Ethical glance to data mining for political purposes

Baku, August 24, AZERTAC

Undoubtedly, in the era of digitalization, the priorities of individuals and societies have significantly transformed. Within this process, the perspective of ethical sensitivity slightly changed to privacy. Specific techniques such as data analysis, employed by telecommunications financial services, insurance, customer relationship management (CRM), retail, and utilities to alleviate the burden of the above-mentioned entities from the aspect of attainment of meaningful information. Another technique, data mining has more recently been used by educators, government officials; intelligence agencies, and law enforcement. It helps mitigate redundant data overload, by extracting value from volume. Notwithstanding, data analysis varies from data mining in numerous forms. Namely, process-driven data analysis, accompanied by an opinion or hypothesis, which tries to draw a rational outcome of a pattern, accept or reject a hypothesis, or generalize information to estimate after time actions is not data mining.

The presidential elections in the United States in 2016 and The United Kingdom European Union membership referendum – Brexit was accompanied by the emergence of ethically equivocal techniques and methods. So that the political inducement built and executed on social networking websites to manipulate the outcomes of the elections. Namely, the use of “microtargeting”, a term that refers to direct marketing data mining techniques that involve predictive market segmentation (also known as cluster analysis) has been admitted afterward by the authorities.

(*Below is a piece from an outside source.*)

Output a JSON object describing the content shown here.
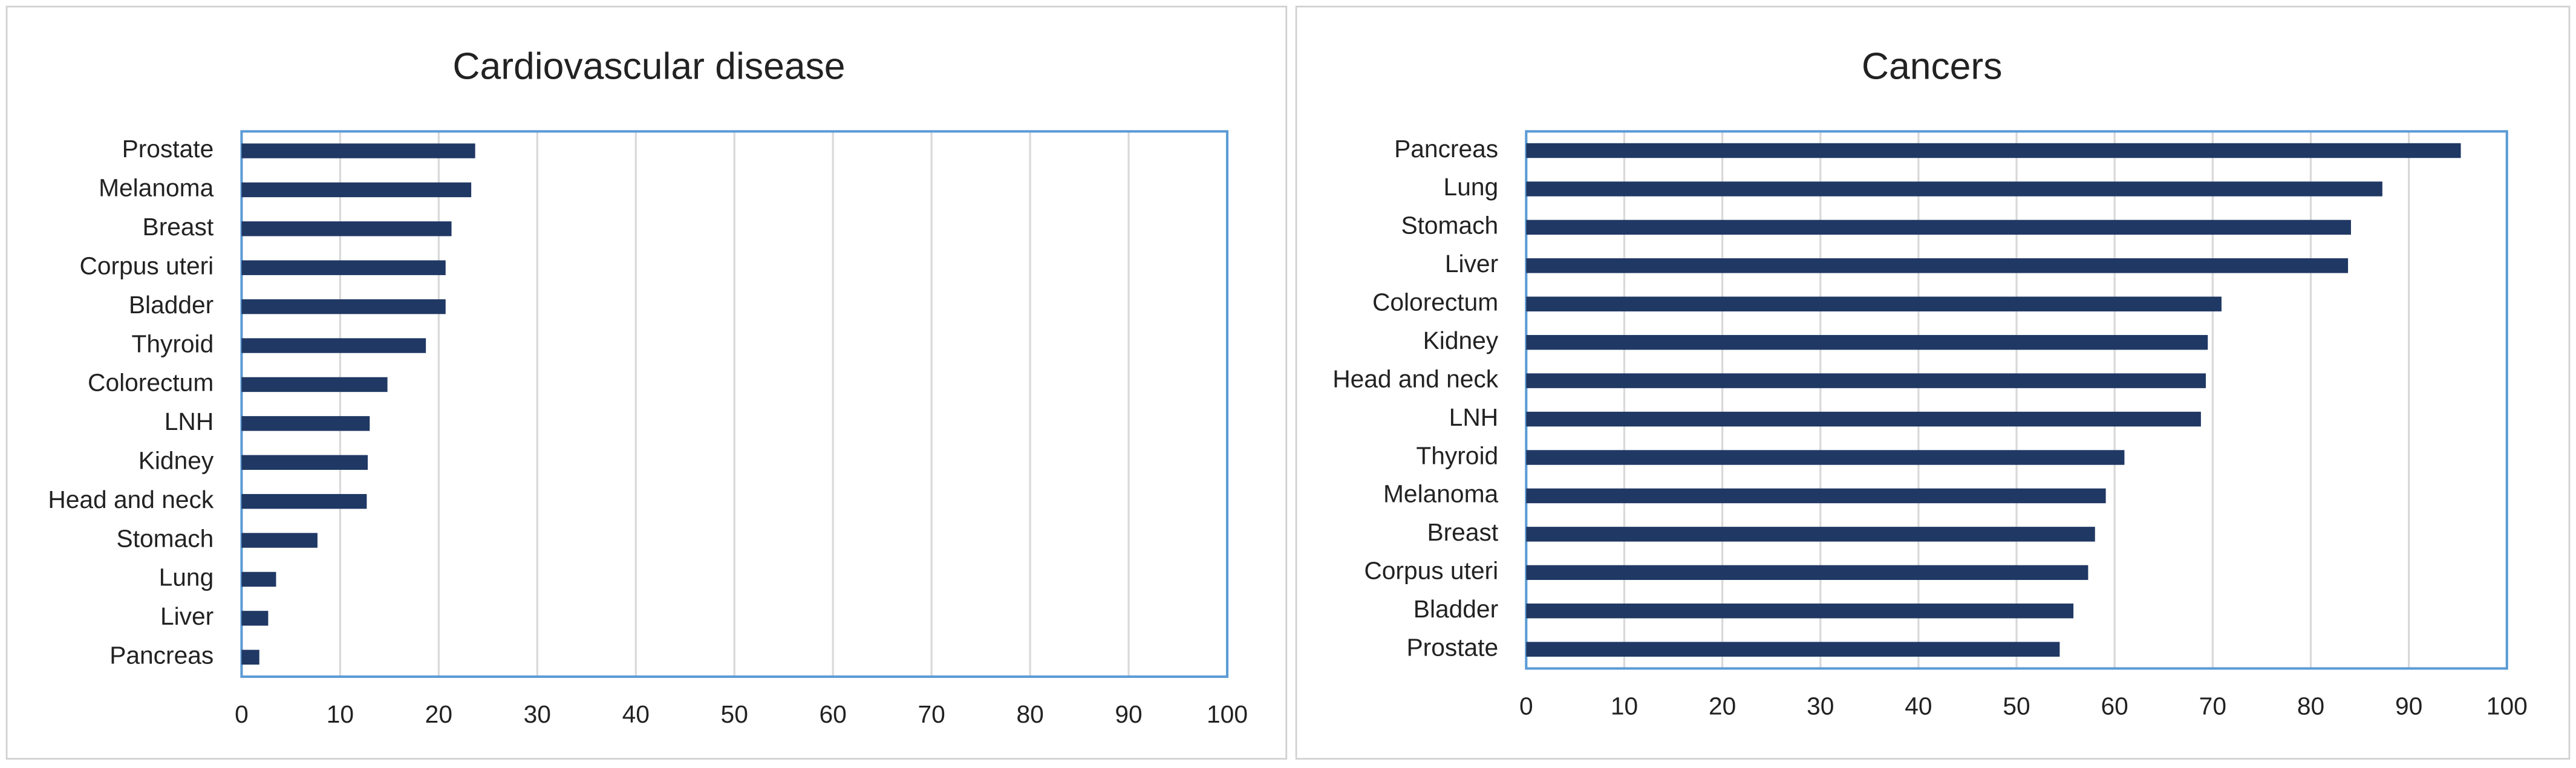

In the light of above-mentioned cases, in the contemporary world, the boundaries of privacy constitute a major ethical dilemma. Therefore, the task of defining exactly, what privacy does and does not comprise legal, ethical, and practical aspects is topical for the scholars. In the given context, Jurgen Habermas provides a diverse perspective on the historical evolution of public and private spheres. Habermas categorizes the development of activity as, pre and concurrent with the industrialization process in the West. One of these, the private sphere, includes those areas relevant to the degree of privacy, comprising business, private thought, and the family. The public sphere, however, is not restricted to the spaces not only in which government entities operated but, essentially, also within the bounds private, autonomous individuals avowedly debated patterns and matters of prevalent concern. As time went on, the public sphere established a predominance over previously private considered areas. This established constraints on the ability of individuals to exercise autonomy by practicing private behavior and testing prospective actions. Also, the appendage of the public sphere would be considered as the introduction of data collection, and utilization practices that intervene in the point that Habermas considers as the nucleus of the private sphere, the core of the family which currently, exposed through social networking sites participation and other internet activities.

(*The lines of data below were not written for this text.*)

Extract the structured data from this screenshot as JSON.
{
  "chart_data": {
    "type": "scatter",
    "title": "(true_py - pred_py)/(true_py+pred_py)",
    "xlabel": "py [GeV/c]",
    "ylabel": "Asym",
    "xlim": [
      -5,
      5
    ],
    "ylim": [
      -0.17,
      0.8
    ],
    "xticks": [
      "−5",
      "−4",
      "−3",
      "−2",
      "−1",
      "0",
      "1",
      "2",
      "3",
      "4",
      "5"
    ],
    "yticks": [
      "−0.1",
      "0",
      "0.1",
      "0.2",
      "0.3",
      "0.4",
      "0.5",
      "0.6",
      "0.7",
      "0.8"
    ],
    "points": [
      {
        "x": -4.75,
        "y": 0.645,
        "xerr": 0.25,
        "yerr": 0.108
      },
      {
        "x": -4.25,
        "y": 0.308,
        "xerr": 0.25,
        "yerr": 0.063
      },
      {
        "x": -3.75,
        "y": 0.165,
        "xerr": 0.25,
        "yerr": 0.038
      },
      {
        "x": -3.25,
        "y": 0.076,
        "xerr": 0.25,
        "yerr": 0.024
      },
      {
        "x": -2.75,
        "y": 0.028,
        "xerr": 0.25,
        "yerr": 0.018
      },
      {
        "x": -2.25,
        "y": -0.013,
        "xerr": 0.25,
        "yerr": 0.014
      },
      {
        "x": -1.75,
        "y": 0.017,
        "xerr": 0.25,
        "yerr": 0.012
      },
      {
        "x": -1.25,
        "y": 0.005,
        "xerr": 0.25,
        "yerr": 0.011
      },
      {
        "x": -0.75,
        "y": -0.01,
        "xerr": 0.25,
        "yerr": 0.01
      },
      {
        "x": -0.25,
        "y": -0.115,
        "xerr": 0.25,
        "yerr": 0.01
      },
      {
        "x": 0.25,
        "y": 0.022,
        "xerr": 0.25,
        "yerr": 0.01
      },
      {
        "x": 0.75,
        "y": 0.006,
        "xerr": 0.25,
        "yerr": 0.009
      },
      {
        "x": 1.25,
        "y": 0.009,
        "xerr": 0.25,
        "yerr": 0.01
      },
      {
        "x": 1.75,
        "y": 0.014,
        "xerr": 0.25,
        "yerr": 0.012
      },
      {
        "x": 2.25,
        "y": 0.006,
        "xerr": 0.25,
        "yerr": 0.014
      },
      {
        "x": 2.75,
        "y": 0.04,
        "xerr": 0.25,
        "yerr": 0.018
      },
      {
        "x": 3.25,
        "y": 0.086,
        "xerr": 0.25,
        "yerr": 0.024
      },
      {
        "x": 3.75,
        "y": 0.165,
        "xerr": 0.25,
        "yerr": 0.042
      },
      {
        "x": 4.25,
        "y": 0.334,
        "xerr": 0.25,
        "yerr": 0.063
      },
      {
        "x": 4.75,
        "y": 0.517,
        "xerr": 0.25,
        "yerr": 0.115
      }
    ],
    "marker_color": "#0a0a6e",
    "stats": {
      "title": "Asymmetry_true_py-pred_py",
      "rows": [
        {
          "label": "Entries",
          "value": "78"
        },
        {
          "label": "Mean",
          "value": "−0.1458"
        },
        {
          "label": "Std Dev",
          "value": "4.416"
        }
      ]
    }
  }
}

From the ethical aspect, recent issues form a basis to question whether Kant’s view on autonomy and his theory of categorical imperative adequately generates ethical reactions to the privacy concerns accompanied by the possibility of the usage of the cultivated data to form behavioral profiles and consequently, individuals may be discommoded with a massive volume of politically motived direct and indirect messages to influence their judgments to orient them for voting in favor of specific candidates or issues. According to some scholars, individual autonomy is defined as the core function of privacy. Kant assigned supreme significance to autonomy in his work of the Metaphysic of Morals. The person that can be categorized as autonomous is the one, who acts from reasons, considering facts, and choosing the right actions that one realizes are most ethical in compliance with the categorical imperative. Any intervention to autonomy would create a chain reaction in response, as privacy is the primary concern of individuals in the 21st Century. However, manipulation with autonomy by developing numerous methods with the purpose of the utilization of the personal data of users to orient users/electorate through social networking sites is shaping their decisions by creating behavioral profiles, and undoubtedly, this process dramatically affects the implication of Kant’s Ethical Imperative. From this perspective, if a web service is considering the ethical ramifications of collecting and selling the data of its users, for example, it might ask whether it would be moral for all web services to do so. If the result would limit individual autonomy, as when such data is used to affect behavior in ways its users cannot know, thus limiting someone’s ability to exercise rational judgment, the answer would be no.

As the data-centric business entities and platforms enlarge and diversify their operations, they are obliged to establish an ethical framework of data usage (It is very significant to make a distinction of two terms: data analysis and data mining, as they differ in numerous forms). Though, if their unwillingness to emphasize core issues regarding data problems would continue, naturally, the intellectual components of the system will be induced to engage in and the duty of seeking a solution will be taken by other parties. As a mechanism, microtargeting shall be re-evaluated by ethicists from a comprehensive approach toward this issue. Contrary to popular belief, the ethical analysis will stimulate sustainable growth in the data sphere, as well.